Professional ratings
Review scores
| Source | Rating |
| Allmusic | Star Half star |
| The Baltimore Sun | Star |
| Entertainment Weekly | B+ |
| Hartford Courant | (favorable) |
| Q | Star |
| Rolling Stone | Star Half star |
| Spin | (8/10) |
| Vibe | (favorable) |

==Track listing==

Sample credits
- "Can You Feel Me" contains a sample from "Can You Feel It", written by Michael Jackson and Jackie Jackson, as recorded by The Jacksons.
- "Take Me There (Remix)" contains:
  - excerpts of "The Rugrats Theme", written by Mark Mothersbaugh.
  - a sample from "I Want You Back"; written by Freddie Perren, Alphonso Mizelle, Berry Gordy, and Deke Richards; as recorded by The Jackson 5.

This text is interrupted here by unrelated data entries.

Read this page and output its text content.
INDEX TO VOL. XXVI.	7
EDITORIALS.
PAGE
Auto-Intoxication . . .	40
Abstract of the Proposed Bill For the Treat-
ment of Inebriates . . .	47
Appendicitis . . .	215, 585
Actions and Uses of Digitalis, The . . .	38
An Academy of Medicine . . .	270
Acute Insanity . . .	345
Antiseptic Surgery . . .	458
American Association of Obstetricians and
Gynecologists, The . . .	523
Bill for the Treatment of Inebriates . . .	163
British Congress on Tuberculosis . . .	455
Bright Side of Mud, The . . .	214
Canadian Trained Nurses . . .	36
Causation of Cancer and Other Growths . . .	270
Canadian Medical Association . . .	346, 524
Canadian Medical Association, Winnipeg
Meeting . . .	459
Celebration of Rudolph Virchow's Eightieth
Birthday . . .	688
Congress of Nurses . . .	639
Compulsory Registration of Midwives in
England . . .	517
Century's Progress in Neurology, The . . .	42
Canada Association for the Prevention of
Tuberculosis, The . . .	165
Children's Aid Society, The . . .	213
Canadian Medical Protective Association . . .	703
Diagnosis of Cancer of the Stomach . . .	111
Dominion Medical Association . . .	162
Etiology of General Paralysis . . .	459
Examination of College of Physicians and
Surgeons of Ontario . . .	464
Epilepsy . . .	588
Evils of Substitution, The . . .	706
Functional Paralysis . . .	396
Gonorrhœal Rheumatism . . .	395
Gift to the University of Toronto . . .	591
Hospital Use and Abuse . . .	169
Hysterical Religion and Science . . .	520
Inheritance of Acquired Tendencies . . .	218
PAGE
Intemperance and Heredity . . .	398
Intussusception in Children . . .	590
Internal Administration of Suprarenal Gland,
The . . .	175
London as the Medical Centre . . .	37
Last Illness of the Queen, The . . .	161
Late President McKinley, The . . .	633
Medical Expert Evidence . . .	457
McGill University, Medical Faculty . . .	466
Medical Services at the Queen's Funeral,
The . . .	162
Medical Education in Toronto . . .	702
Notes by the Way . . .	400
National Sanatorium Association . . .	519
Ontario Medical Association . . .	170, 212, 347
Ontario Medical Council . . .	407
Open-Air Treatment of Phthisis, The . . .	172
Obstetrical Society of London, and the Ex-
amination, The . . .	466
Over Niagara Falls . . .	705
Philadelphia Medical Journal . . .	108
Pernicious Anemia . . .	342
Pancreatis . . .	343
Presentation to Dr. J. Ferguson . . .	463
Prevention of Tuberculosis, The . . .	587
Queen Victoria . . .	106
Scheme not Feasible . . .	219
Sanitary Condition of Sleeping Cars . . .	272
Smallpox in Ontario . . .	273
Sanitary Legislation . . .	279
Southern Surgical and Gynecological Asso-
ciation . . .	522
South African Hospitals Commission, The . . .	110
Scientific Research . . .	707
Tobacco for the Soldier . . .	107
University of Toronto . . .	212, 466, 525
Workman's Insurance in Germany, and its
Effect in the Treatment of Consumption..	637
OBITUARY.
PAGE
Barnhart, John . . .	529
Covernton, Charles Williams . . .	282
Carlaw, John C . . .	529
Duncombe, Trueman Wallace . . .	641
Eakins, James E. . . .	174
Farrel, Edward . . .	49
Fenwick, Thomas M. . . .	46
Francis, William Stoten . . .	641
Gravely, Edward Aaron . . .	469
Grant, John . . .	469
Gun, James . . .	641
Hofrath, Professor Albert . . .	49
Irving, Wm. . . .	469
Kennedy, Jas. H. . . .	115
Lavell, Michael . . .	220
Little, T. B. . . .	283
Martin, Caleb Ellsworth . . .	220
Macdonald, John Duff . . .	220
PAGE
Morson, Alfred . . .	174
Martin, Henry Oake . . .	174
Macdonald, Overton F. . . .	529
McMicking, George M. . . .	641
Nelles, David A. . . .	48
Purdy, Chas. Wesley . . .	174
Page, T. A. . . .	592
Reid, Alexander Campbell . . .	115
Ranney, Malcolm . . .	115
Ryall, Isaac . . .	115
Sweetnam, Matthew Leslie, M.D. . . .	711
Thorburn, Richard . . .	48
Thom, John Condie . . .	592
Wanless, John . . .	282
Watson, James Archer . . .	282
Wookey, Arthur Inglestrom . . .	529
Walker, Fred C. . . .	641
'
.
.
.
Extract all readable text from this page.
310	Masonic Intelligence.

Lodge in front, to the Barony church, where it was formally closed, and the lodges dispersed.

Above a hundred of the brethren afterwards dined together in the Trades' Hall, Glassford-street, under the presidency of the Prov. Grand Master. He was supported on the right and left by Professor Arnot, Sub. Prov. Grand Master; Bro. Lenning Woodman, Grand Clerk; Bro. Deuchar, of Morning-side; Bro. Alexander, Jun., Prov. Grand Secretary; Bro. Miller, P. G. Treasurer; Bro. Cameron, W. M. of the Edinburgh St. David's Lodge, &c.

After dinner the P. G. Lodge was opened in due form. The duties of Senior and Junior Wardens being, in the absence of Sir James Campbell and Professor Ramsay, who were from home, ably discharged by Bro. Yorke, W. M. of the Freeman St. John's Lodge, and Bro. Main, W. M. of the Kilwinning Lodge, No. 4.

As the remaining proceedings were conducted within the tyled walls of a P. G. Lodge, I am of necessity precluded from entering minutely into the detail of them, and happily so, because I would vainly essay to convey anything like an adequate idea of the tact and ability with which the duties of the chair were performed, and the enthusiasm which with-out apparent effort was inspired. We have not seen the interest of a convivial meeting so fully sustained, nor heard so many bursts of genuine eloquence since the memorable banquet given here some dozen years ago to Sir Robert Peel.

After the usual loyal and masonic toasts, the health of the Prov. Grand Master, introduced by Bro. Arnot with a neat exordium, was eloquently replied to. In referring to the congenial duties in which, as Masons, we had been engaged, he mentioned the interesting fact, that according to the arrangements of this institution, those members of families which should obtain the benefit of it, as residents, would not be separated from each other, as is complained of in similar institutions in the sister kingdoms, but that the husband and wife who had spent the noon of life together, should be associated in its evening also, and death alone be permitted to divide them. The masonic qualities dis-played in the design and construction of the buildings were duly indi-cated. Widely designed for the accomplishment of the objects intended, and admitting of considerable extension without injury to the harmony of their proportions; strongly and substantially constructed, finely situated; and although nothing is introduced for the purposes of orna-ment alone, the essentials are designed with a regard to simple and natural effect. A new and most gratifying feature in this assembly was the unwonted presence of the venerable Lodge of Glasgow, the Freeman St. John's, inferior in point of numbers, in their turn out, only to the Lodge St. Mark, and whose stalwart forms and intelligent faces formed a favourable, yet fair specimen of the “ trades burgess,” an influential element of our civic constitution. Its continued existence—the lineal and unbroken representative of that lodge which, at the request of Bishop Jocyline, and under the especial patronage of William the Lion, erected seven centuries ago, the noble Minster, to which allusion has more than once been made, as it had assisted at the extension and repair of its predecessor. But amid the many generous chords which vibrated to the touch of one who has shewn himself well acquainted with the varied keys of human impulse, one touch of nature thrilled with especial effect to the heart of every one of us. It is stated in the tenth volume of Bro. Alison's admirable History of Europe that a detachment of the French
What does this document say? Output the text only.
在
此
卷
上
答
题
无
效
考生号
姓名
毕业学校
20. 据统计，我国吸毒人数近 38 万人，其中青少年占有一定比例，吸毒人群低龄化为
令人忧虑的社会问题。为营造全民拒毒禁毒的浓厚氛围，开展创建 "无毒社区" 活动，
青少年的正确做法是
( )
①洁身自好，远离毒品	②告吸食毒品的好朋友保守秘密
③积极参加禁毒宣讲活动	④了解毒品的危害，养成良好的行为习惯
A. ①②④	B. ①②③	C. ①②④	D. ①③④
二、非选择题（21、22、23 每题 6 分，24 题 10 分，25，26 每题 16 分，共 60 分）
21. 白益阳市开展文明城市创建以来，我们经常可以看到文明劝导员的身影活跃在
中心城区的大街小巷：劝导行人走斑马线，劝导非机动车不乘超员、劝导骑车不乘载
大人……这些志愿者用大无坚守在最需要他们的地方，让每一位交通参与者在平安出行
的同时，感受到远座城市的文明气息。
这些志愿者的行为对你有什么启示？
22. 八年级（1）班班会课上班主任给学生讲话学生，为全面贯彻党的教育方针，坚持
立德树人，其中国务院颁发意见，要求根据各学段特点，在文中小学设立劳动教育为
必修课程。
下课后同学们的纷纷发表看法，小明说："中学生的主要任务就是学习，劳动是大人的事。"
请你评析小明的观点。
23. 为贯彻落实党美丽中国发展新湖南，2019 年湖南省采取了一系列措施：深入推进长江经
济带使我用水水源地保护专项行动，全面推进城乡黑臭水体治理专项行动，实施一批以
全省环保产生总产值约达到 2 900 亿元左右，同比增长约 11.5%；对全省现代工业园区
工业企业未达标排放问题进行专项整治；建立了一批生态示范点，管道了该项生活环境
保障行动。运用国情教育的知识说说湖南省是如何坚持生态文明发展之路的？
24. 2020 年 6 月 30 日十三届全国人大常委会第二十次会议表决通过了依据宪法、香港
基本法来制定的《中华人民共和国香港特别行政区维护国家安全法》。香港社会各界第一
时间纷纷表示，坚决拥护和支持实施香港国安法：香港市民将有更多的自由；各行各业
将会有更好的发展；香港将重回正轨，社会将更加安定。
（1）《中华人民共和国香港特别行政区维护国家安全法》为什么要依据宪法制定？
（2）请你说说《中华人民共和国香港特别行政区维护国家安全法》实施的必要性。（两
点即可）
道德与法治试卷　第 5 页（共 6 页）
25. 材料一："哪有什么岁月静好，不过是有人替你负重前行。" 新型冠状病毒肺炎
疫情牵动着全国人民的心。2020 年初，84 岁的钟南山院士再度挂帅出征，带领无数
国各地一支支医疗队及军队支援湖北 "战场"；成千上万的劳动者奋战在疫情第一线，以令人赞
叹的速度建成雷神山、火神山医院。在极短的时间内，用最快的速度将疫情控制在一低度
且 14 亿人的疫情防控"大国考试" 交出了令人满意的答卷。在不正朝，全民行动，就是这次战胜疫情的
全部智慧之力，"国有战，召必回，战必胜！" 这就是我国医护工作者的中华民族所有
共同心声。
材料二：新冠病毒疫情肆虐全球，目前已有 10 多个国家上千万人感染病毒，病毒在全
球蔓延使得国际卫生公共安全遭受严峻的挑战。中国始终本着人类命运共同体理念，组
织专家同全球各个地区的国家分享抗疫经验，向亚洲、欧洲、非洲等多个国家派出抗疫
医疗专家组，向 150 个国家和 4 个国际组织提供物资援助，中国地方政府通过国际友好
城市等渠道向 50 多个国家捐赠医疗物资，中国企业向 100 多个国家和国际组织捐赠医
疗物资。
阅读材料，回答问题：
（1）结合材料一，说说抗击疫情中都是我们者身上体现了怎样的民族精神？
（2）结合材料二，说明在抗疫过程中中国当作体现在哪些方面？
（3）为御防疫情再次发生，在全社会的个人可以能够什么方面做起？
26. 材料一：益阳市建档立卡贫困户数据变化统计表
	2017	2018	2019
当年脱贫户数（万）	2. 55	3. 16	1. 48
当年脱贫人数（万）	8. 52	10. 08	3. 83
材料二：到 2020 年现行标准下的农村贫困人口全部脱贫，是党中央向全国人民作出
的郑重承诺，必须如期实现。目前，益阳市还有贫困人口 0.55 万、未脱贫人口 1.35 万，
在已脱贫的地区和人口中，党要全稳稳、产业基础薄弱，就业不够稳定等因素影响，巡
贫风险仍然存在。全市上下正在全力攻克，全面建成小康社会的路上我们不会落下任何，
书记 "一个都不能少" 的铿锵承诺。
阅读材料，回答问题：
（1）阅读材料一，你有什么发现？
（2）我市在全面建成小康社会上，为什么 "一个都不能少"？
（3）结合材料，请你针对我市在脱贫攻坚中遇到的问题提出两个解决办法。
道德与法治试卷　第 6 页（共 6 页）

| No. | Title | Writer(s) | Producer(s) | Length |
|---|---|---|---|---|
| 1. | "Blackstreet Intro/Can You Feel Me" | 1a: Teddy Riley 1b: Riley; Todd Gaither; | 1a: Teddy Riley 1b: Riley; Kaseem Coleman (co.); | 4:22 |
| 2. | "Girlfriend/Boyfriend" (with Janet Jackson featuring Ja Rule and Eve) | Riley; Jimmy Cozier; Cynthia Loving; Jeffrey Atkins; Eve Jeffers; | Teddy Riley | 4:03 |
| 3. | "Yo Love" (featuring Sauce Money) | Riley; Chauncey Hannibal; Antwone Dickey; Gaither; Walter Scott; | Riley; Walter "Mucho" Scott (co.); | 4:43 |
| 4. | "I Got What You On" (featuring Beanie Sigel) | Riley; Hannibal; Sherri Blair; Davel McKenzie; Eric Williams; Dwight Grant; | Riley; Davel McKenzie (co.); | 4:12 |
| 5. | "Drama/Misery Interlude" | 5a: Williams; Riley; Wesley Hogges; Andrea Hicks; 5b: Riley; Darryl Adams; LaMenga Kafi; Terrell Phillips; | 5a: Riley; Eric Williams; Wesley Hogges (co.); 5b: Riley; Darryl "Dezo" Adams (co.); | 7:39 |
| 6. | "I'm Sorry" | Riley; Blair; | Riley | 5:26 |
| 7. | "Think About You" | Riley; Blair; | Riley | 4:36 |
| 8. | "Black & White" | Riley; Tijuana Frampton; Albert Charles; | Riley; Jack Knight (co.); Screwface (co.); | 3:38 |
| 9. | "In A Rush" (featuring Stevie Wonder) | Warryn Campbell; Riley; | Riley; Warryn Campbell; | 4:09 |
| 10. | "Hustler's Prayer" | Riley; Trevis Williams; Jodie Wilson; Darnell; | Riley; Trevis Williams (co.); Jodie Wilson (co.); | 4:48 |
| 11. | "Finally" (featuring Hezekiah Walker & Love Fellowship Tabernacle) | Riley; Kafi; Hezekiah Walker; | Riley | 4:54 |
| 12. | "Take Me There (Remix)" (featuring Mýa) | Riley; Tamara Savage; Madeline Nelson; Mason Betha; Michael Foster; Freddie Perren; Alphonso Mizelle; Berry Gordy; Deke Richards; | Riley; Gerald Baillergeau (r.); Victor Merritt (r.); | 4:14 |
| 13. | "On the Floor (Enhanced CD bonus track)" (featuring Queen Pen) | Riley; Frampton; Charles; Lynise Walters; | Riley; Jack Knight (co.); Screwface (co.); | 4:22 |

==Charts==

Weekly chart performance for Finally
| Chart (1999) | Peak position |
|---|---|
| Australian Albums (ARIA) | 25 |
| Canadian Albums (Billboard) | 14 |
| Dutch Albums (Album Top 100) | 21 |
| French Albums (SNEP) | 33 |
| German Albums (Offizielle Top 100) | 34 |
| Swiss Albums (Schweizer Hitparade) | 34 |
| UK Albums (Official Charts) | 27 |
| UK R&B Albums (Official Charts) | 15 |
| US Billboard 200 | 9 |
| US Top R&B/Hip-Hop Albums (Billboard) | 4 |

==Certifications==

| Region | Certification | Certified units/sales |
| Canada (Music Canada) | Gold | 50,000^{^} |
| United States (RIAA) | Gold | 500,000^{^} |
^{^} Shipments figures based on certification alone.